Choice of cellular model
We have found that CDK12/CDK13 inhibitors rapidly abrogate replication in many cancer cells. We will perform these experiments in pancreatic cancer cells, PANC-1 which are very strongly affected by the inhibition of CDK12/CDK13. Additionally, because the original papers describing EdU-seq-HU are done using U2OS cells, therefore we will use U2OS cells to setup and benchmark the technology. We will perform following experiments:
- Optimization and characterization of cell cycle synchronization protocol in PANC-1 cells. We will use nocodazole to synchronize the cells in mitosis and monitor the synchronization using flow cytometry by using the lowest concentration of nocodazole. Following a successful setup, we will optimize the release into EdU and HU-containing media. These will be monitored using flow cytometry (months 1-3).

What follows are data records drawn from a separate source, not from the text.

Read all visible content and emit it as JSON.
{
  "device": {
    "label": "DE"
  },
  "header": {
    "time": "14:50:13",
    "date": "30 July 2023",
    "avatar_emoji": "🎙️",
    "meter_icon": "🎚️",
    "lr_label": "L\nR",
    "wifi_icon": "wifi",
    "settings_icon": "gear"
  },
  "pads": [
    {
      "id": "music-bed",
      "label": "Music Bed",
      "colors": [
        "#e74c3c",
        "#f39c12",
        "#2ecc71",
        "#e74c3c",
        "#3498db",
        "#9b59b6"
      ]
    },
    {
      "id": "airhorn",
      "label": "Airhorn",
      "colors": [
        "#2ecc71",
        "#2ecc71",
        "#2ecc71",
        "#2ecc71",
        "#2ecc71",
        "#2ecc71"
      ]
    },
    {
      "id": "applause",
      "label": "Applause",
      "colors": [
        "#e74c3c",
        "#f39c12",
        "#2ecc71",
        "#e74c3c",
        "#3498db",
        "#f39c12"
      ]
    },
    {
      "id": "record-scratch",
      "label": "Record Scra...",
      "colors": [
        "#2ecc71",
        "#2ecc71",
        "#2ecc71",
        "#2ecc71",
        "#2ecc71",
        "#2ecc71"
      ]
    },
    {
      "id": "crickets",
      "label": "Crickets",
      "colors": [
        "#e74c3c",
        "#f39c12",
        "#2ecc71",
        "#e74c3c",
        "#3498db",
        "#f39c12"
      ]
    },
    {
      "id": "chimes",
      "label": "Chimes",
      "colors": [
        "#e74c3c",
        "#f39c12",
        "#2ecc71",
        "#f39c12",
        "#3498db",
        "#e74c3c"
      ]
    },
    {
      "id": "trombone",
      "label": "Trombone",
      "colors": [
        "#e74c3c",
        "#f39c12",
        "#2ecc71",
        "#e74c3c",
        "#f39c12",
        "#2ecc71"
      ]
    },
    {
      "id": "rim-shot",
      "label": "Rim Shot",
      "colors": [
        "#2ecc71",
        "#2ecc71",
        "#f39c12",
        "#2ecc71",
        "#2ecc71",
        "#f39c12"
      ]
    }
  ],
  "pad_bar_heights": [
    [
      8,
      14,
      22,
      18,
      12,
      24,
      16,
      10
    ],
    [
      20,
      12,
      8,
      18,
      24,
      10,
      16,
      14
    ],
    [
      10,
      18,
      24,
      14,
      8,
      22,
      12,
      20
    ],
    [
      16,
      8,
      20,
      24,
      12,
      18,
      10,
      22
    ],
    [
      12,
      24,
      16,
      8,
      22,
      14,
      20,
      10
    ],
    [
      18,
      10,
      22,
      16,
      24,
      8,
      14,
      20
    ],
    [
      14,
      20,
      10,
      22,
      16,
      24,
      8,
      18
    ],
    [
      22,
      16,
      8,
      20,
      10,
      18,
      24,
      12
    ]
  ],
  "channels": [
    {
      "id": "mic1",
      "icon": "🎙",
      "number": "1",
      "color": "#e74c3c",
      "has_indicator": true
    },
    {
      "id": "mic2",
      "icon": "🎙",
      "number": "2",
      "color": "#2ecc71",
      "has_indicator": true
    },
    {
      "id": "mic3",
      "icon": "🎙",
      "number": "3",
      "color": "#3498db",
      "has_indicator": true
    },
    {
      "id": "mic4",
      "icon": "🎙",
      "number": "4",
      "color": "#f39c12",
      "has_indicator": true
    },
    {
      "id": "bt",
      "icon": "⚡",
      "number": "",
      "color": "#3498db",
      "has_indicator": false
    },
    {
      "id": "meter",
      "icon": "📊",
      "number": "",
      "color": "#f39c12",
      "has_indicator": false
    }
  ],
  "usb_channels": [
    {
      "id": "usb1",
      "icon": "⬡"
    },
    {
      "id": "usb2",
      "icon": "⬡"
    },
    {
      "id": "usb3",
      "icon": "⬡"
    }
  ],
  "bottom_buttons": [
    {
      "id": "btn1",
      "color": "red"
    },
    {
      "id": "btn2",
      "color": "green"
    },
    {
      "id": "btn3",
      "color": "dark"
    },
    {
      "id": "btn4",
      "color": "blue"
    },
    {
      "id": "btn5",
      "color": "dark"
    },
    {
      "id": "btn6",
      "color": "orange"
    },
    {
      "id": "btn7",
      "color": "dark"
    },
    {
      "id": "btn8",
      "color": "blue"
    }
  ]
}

- We will monitor the effect of CDK12/CDK13 inhibition on DNA replication following release from nocodazole treatment using flow cytometry (months 1-3).
- Using EdU-seq HU, we will identify the changes in replication origins and replication fork movements following CDK12/CDK13 inhibition (months 4-8).
- Validation using qPCR on genomic loci based on published literature (PMID: 29466339, 30487655) will be performed.
- Data analyses and writing the thesis integrating the results obtained in a)-c) (months 6-10)
Implementation
Experiments a)-b) are routine experiments, c) is challenging yet possible to perform during the duration of this project. While setting up the EdU-seq HU, qPCR validations on the selected genomic loci will be performed. d) will start during this project and will continue further.
Milestones
Through the experiments above, we aim to contribute to our understanding of how transcriptional changes may regulate replication.
Current state of development
We have optimized and setup the synchronization protocol for U2OS cells, using which we have investigated the effect of transcriptional perturbations on replication using flow cytometry and have gotten very interesting results. Feel free to come by to discuss the project.
Supervision
We are looking to recruit one or two master students. Two students working together in a team are also welcome. The students will be supervised by Deo Prakash Pandey, project leader at the department of Molecular Microbiology, Oslo University Hospital (OUS), please see https://www.ous-research.no/pandey.
Currently, our group consists of a technician and a postdoctoral fellow and 3-4 talented master students. We have the necessary resources and setup to carry out these experiments. The progress and development are monitored through regular one-to-one, group meetings and there is an opportunity to present the work at the section level.